Various centers have also experienced similar findings to our group, where patients with NBs may have a slightly improved HRQOL. Many of these studies did not include continent urinary reservoirs (ie IPs) in the analysis. However, patient health and age may be confounding variables that affect these findings. Dutta et al also found similar findings to our group, where HRQOL favored NB over IC but was not significant (p=0.09) and overall satisfaction was slightly higher in the NB group (96% compared to 85% in the IC group).5 In categories of general health, physical functioning, physical health, social functioning and energy, NBs scored higher than ICs.5 It is important to note that patients undergoing NB creation were younger, and these scores may have reflected the baseline clinical characteristics. Clements et al found that patients experienced initial detriments to HRQOL within the first 3–6 months postoperatively but typically recovered after 12 months of followup.6 Patients who underwent IC creation had worse sexual functioning and body image scores that did not recover to baseline compared to continent diversion. Patients who received a continent diversion had significantly better baseline scores with sexual, urinary and physical function, but had lower social function scores compared to IC patients.6
While NB or IP patients may derive better quality of life measures, this effect may be due to the baseline characteristics of these patients, who tend to be younger and healthier. Although it may be tempting for patients to undergo continent diversions when comparing HRQOL scores, this should be balanced with medical comorbidities that may increase the risk of surgical complications. Optimal patient satisfaction will come from proper counseling of patients and being able to weigh the potential quality of life benefit to the real risk of potential complications from a morbid procedure.
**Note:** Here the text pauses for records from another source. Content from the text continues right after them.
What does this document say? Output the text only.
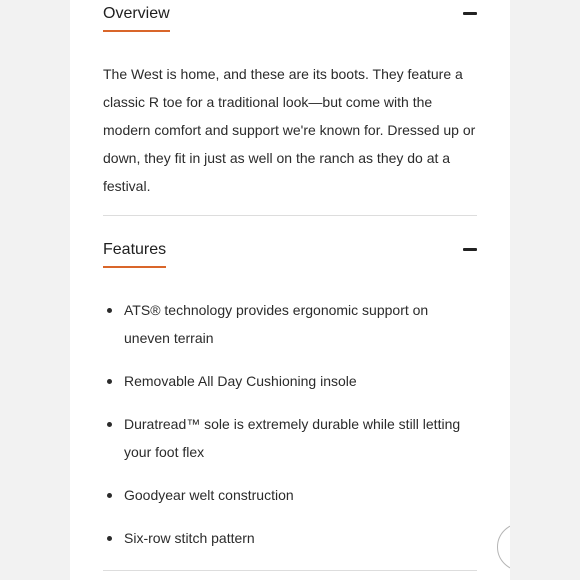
Overview

The West is home, and these are its boots. They feature a classic R toe for a traditional look—but come with the modern comfort and support we're known for. Dressed up or down, they fit in just as well on the ranch as they do at a festival.

Features
ATS® technology provides ergonomic support on uneven terrain
Removable All Day Cushioning insole
Duratread™ sole is extremely durable while still letting your foot flex
Goodyear welt construction
Six-row stitch pattern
- Monn MF, Kaimakliotis HZ, Cary KC et al: Short-term morbidity and mortality of Indiana pouch, ileal conduit, and neobladder urinary diversion following radical cystectomy. Urol Oncol 2014; 32: 1151.
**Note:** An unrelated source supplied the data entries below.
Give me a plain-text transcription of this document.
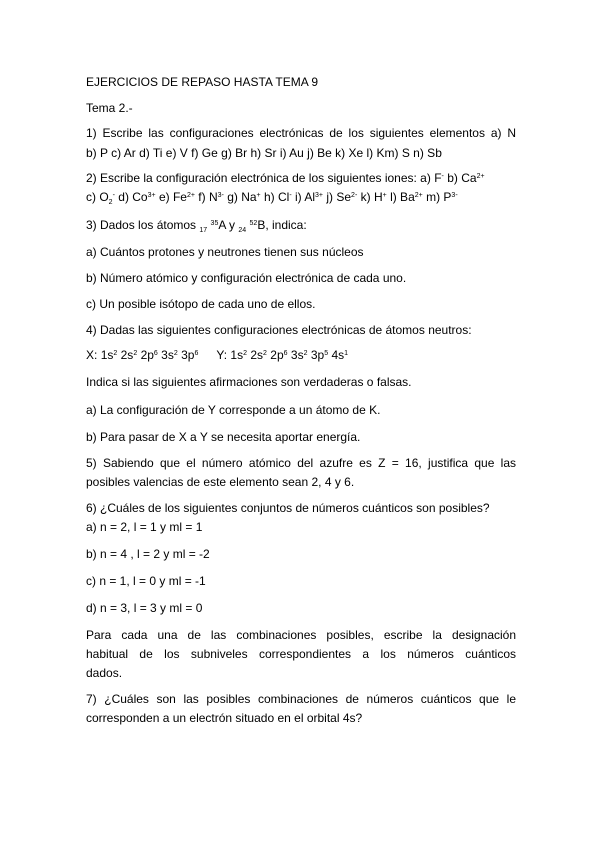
EJERCICIOS DE REPASO HASTA TEMA 9
Tema 2.-
1) Escribe las configuraciones electrónicas de los siguientes elementos a) N
b) P c) Ar d) Ti e) V f) Ge g) Br h) Sr i) Au j) Be k) Xe l) Km) S n) Sb
2) Escribe la configuración electrónica de los siguientes iones: a) F- b) $Ca^{2+}$
c) $O_2^-$ d) $Co^{3+}$ e) $Fe^{2+}$ f) $N^{3-}$ g) Na+ h) Cl- i) $Al^{3+}$ j) $Se^{2-}$ k) H+ l) $Ba^{2+}$ m) $P^{3-}$
3) Dados los átomos $_{17}$ $^{35}$A y $_{24}$ $^{52}$B, indica:
a) Cuántos protones y neutrones tienen sus núcleos
b) Número atómico y configuración electrónica de cada uno.
c) Un posible isótopo de cada uno de ellos.
4) Dadas las siguientes configuraciones electrónicas de átomos neutros:
X: $1s^2$ $2s^2$ $2p^6$ $3s^2$ $3p^6$ Y: $1s^2$ $2s^2$ $2p^6$ $3s^2$ $3p^5$ $4s^1$
Indica si las siguientes afirmaciones son verdaderas o falsas.
a) La configuración de Y corresponde a un átomo de K.
b) Para pasar de X a Y se necesita aportar energía.
5) Sabiendo que el número atómico del azufre es Z = 16, justifica que las
posibles valencias de este elemento sean 2, 4 y 6.
6) ¿Cuáles de los siguientes conjuntos de números cuánticos son posibles?
a) n = 2, l = 1 y ml = 1
b) n = 4 , l = 2 y ml = -2
c) n = 1, l = 0 y ml = -1
d) n = 3, l = 3 y ml = 0
Para cada una de las combinaciones posibles, escribe la designación
habitual de los subniveles correspondientes a los números cuánticos
dados.
7) ¿Cuáles son las posibles combinaciones de números cuánticos que le
corresponden a un electrón situado en el orbital 4s?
- Gellhaus PT, Cary C, Kaimakliotis HZ et al: Long-term health-related quality of life outcomes following radical cystectomy. Urology 2017; 106: 82.
- Kern SQ, Speir RW, Tong Y et al: Longitudinal health related quality of life after open radical cystectomy: comparison of ileal conduit, Indiana Pouch, and orthotopic neobladder. Urology 2021; 152: 184.
- Nieuwenhuijzen JA, de Vries RR, Bex A et al: Urinary diversions after cystectomy: the association of clinical factors, complications and functional results of four different diversions. Eur Urol 2008; 53: 834.
- Dutta SC, Chang SC, Coffey CS et al: Health related quality of life assessment after radical cystectomy: comparison of ileal conduit with continent orthotopic neobladder. J Urol 2002; 168: 164.
- Clements MB, Atkinson TM, Dalbagni GM et al: Health-related quality of life for patients undergoing radical cystectomy: results of a large prospective cohort. Eur Urol 2022; 81: 294.